Константин вылез из машины, медленно обогнул безмолвный дом, вглядываясь в его незамысловатые частности. Белая алюминиевая облицовка, алюминиевые шашечные оконницы восемь и восемь, зеленые ставни из древесно-волокнистой плиты, купленной им по дешевке, оптом. Слишком он нов и чист, чтобы в нем завелись привидения, думал Константин. В доме стояла тьма, безмолвие пустых комнат. Интерьер его Константин знал так же хорошо, как внутренность собственного дома. Через центральную дверь фойе (домашним хозяйкам нравятся мелкие штришки вроде переименования обычной прихожей в «фойе») можно было попасть прямиком в гостиную, где стоял обеденный стол. Левая дверь вела на кухню и в устланную линолеумом кроличью нору, именуемую «общей комнатой». Правая — к трем крошечным спальням и двум ванным комнатам. Полная площадь в квадратных футах — тысяча сто пятьдесят пять. Константин прошел на задний двор — на клочок земли, которую грузовиками привезли сюда из Пассаика, чтобы засыпать стоявшее здесь прежде болото, клочок, уже заросший сорной травой и заселенный лягушками да навещаемый от случая к случаю журавлем, — постоял там немного, глядя на построенный им дом. Вот сдвижная стеклянная дверь, которая ведет в гостиную, вот высокое прямоугольное окно главной спальни. Константин наклонился, поднял камень и запустил им — без всякого гнева, почти задумчиво — в это окно.
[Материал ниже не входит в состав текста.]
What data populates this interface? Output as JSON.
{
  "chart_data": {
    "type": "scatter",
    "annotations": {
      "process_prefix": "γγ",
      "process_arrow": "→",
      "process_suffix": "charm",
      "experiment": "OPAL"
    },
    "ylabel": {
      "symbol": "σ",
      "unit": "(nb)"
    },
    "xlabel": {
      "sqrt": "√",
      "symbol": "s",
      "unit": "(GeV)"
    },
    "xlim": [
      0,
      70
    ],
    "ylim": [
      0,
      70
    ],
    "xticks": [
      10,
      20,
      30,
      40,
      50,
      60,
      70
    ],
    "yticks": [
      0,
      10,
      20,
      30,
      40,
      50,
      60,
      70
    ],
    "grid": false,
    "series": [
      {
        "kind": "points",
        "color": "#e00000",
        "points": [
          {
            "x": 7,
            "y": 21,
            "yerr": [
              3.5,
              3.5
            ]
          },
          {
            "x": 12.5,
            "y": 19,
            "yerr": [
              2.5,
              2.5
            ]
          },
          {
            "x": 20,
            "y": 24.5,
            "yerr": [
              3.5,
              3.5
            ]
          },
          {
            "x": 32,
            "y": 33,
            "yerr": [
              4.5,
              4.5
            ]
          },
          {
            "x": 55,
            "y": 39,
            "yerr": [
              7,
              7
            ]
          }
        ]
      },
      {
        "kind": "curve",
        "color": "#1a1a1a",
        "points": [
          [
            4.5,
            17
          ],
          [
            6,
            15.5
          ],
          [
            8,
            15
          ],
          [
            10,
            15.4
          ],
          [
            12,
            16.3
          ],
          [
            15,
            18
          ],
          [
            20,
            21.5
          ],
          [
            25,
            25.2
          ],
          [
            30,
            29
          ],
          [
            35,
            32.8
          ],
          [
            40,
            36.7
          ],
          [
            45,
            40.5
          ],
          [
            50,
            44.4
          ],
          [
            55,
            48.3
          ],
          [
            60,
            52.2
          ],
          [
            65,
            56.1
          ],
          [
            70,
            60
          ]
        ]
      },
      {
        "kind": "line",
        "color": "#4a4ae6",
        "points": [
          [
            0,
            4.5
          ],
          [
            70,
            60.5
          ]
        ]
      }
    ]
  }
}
Камень прошел сквозь стекло с негромким и чистым звуком, как сквозь корочку льда на воде, оставив за собою зубристое отверстие с беловатыми краями. Константин не был уверен в том, что он, собственно говоря, чувствует. Злость, может быть, но скорее пустоту, потребность перебить в этом проклятом богом доме все стекла, — просто-напросто ради того, чтобы очистить душу и снова суметь почувствовать гнев. Он метнул второй камень, потом третий. Разбил все три створки окна и занялся сдвижной дверью, стекло которой не осыпалось, но лишь глотало камни, как тело глотает пули — одна дырка, другая. Он бросал камень за камнем, а после, убоявшись приезда полицейских, но так и не ощутив ничего, совсем ничего, кроме невнятной потребности убраться отсюда, быстро вернулся к машине и уехал.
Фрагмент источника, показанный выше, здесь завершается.